Fully managed stream and batch data processing — Apache Beam

AWS equivalent

Kinesis Data Analytics / AWS Glue

ETLStreamingBatchApache Beam

Architecture Diagram

GCP Big Data Pipeline

🗄️
Data SourcesDBs, Files, APIs
📨
Pub/SubReal-time ingest
⚙️
DataflowETL / Transform
📊
BigQueryData Warehouse
📈
Looker StudioDashboards

💡 Batch alternative: GCS → Dataflow → BigQuery  | Hadoop migration path: On-prem HDFS → GCS → Dataproc → BigQuery

🔄

AWS → GCP: Key Differences

  • Based on Apache Beam: write one pipeline that runs as both batch AND streaming — unified programming model.

  • Closer to Kinesis Data Analytics for streaming, and Glue for batch ETL — but Dataflow unifies both.
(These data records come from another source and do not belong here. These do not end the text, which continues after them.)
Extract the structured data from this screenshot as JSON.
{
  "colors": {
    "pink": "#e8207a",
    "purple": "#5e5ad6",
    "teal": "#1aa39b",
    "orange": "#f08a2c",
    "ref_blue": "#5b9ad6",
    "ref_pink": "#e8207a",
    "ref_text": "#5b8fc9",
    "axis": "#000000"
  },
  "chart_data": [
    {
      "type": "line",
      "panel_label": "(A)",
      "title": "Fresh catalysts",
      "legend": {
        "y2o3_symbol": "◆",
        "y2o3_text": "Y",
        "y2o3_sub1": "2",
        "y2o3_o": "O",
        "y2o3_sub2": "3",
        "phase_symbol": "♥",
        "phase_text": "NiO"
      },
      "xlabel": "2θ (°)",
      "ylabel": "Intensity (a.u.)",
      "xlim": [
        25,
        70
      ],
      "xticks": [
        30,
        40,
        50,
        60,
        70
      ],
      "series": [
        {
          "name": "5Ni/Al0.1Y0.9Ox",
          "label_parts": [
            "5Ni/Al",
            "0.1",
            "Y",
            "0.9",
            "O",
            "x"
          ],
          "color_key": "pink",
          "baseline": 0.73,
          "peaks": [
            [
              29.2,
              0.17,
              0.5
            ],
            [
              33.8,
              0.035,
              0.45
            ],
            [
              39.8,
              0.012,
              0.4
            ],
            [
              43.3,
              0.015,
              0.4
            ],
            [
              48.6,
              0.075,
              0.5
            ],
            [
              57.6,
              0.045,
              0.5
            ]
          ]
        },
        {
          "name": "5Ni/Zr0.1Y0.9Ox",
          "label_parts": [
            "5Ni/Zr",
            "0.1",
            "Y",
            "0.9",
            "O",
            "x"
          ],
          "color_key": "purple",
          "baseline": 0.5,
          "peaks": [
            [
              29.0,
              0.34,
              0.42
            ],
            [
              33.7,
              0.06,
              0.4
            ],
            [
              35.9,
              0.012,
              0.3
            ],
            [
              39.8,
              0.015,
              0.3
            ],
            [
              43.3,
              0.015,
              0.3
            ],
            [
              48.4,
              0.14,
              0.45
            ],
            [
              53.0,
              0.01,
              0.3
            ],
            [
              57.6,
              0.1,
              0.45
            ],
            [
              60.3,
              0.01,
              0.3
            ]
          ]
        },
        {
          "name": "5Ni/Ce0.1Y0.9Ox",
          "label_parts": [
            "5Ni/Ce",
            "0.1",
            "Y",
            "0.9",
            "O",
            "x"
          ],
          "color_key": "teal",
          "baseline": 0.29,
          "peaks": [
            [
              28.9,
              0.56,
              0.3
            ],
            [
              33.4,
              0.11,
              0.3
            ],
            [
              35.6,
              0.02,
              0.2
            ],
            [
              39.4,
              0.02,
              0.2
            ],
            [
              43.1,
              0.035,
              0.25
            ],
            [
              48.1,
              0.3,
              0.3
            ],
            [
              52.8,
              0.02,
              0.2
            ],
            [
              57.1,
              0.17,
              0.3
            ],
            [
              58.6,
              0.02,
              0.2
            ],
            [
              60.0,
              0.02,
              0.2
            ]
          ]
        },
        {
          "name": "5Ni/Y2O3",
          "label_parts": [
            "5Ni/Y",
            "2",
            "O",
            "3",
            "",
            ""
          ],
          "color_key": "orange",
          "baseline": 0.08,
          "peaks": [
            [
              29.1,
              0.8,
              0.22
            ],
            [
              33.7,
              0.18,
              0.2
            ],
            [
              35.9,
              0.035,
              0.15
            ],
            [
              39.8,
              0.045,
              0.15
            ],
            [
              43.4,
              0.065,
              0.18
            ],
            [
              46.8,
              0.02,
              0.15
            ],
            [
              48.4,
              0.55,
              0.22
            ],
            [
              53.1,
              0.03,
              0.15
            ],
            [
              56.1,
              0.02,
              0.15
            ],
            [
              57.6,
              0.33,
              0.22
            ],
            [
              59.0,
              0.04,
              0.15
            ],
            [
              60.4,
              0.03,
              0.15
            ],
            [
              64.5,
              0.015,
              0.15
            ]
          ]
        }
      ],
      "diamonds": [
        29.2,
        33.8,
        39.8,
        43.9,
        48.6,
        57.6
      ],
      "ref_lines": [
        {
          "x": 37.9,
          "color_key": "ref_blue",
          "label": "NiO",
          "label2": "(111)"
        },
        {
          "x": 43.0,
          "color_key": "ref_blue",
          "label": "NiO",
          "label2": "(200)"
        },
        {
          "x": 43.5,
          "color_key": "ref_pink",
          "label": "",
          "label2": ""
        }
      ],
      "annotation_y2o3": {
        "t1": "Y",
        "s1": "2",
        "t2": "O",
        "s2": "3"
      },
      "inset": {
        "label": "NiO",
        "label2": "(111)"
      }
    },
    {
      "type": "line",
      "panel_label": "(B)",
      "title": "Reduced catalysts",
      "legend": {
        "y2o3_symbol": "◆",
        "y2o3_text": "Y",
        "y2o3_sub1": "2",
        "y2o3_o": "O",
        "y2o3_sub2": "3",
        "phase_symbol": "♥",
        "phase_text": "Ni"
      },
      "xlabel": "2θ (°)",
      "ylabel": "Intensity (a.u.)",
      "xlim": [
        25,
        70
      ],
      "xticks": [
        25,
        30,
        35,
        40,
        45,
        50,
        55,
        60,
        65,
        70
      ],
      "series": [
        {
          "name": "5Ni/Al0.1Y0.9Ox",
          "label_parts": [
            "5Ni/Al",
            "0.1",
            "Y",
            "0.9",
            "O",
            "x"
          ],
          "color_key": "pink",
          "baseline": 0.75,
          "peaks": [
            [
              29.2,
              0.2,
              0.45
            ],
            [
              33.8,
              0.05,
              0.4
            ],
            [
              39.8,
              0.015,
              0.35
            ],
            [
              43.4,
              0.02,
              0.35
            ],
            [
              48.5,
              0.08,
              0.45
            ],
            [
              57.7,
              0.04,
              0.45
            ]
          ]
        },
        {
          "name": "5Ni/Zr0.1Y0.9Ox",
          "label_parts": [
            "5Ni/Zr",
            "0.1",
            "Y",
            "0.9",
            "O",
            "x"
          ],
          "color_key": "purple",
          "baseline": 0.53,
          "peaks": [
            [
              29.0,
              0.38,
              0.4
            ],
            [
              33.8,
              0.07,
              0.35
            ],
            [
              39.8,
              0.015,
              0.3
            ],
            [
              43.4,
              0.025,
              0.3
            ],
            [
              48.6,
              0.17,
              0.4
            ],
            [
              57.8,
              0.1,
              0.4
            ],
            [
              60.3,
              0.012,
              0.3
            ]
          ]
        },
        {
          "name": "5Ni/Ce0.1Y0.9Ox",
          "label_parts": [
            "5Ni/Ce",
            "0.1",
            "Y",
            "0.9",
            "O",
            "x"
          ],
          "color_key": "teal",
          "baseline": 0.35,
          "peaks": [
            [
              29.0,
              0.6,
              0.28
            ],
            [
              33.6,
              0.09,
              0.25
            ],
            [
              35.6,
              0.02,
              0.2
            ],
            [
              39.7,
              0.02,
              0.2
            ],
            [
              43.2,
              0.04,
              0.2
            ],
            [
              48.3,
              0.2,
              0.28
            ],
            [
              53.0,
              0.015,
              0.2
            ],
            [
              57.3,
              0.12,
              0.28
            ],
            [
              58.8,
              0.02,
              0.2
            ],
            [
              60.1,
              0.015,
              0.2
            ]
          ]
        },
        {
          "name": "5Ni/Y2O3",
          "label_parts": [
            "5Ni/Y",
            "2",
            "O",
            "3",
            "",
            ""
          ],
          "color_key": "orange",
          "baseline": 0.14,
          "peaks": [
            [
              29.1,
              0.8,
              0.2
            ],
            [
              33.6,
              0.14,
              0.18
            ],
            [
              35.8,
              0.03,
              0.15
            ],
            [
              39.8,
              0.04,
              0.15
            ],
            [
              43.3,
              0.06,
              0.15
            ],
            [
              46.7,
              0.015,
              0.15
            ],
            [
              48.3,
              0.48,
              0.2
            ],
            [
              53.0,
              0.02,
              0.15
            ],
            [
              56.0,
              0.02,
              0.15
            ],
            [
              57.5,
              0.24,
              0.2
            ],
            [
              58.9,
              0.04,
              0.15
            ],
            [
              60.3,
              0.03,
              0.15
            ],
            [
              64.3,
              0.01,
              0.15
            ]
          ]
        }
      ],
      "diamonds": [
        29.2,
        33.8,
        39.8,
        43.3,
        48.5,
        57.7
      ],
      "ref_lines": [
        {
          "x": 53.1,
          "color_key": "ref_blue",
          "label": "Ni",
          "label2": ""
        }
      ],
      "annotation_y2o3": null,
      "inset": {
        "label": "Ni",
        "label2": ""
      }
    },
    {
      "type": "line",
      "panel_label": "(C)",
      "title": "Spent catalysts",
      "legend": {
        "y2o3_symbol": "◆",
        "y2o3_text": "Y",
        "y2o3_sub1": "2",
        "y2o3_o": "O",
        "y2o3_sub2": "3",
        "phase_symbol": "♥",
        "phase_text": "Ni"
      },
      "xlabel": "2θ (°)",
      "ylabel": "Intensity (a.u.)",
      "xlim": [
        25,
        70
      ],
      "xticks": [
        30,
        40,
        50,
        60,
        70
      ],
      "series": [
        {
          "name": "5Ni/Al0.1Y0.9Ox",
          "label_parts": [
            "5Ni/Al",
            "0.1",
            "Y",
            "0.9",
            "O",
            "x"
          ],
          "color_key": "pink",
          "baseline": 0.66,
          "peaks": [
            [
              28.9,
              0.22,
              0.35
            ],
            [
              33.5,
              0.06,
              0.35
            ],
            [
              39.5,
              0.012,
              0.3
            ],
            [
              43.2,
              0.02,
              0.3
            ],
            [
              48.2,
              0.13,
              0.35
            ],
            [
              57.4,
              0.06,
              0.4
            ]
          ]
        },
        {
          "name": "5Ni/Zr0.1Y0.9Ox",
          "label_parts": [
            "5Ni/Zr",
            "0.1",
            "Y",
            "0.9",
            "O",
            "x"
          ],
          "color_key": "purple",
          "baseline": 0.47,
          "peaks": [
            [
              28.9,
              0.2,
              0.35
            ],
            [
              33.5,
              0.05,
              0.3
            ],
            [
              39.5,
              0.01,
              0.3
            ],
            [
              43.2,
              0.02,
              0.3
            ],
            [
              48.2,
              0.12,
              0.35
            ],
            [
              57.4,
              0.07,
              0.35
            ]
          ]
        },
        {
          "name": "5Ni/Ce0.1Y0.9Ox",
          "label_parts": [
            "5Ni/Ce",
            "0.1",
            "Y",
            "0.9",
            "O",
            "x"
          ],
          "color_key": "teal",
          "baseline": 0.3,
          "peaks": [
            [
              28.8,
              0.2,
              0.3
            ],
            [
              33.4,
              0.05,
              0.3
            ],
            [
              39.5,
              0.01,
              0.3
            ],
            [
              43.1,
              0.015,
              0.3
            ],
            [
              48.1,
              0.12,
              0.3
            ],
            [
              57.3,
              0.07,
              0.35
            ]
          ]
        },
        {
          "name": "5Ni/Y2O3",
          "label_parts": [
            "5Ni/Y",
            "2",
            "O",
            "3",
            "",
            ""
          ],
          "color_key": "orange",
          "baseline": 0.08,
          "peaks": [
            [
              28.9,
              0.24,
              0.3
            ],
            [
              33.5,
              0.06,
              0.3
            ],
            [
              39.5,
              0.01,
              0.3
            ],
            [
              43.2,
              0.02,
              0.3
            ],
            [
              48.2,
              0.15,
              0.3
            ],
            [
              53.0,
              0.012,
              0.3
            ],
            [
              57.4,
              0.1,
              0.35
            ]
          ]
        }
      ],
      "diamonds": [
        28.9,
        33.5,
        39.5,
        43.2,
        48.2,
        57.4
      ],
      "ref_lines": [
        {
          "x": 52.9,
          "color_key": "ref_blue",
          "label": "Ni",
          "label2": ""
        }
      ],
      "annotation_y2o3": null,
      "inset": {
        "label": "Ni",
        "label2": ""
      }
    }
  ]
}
  • Fully serverless: no clusters to manage. Autoscales workers up and down based on load.

📌

Key Concepts to Know

  • 1

    Apache Beam: write pipelines in Python, Java, or Go. Run on Dataflow (or Spark, Flink, locally).

  • 2

    Windowing: group streaming data by time windows (tumbling, sliding, session).

  • 3

    Templates: pre-built pipeline templates (Pub/Sub → BigQuery, GCS → BigQuery) — no code needed.

  • 4

    Cost: charged per vCPU-hour and GB-RAM-hour of worker execution.

💡

DCE Interview Tips

  • Classic pipeline: Pub/Sub (ingest) → Dataflow (transform/enrich) → BigQuery (store/analyze).

  • 'For your IoT factory scenario, Dataflow processes millions of sensor events per second, applies business logic, and writes clean data to BigQuery for dashboards.'

  • Dataflow templates are a great selling point: 'You don't need to write code to set up a Pub/Sub to BigQuery pipeline — just use the pre-built template.'

⚠️

Common Gotchas

  • !

    Dataflow has a startup time for batch jobs (a few minutes to provision workers).

  • !

    Debugging streaming pipelines is harder than batch — use Cloud Monitoring and watermark metrics.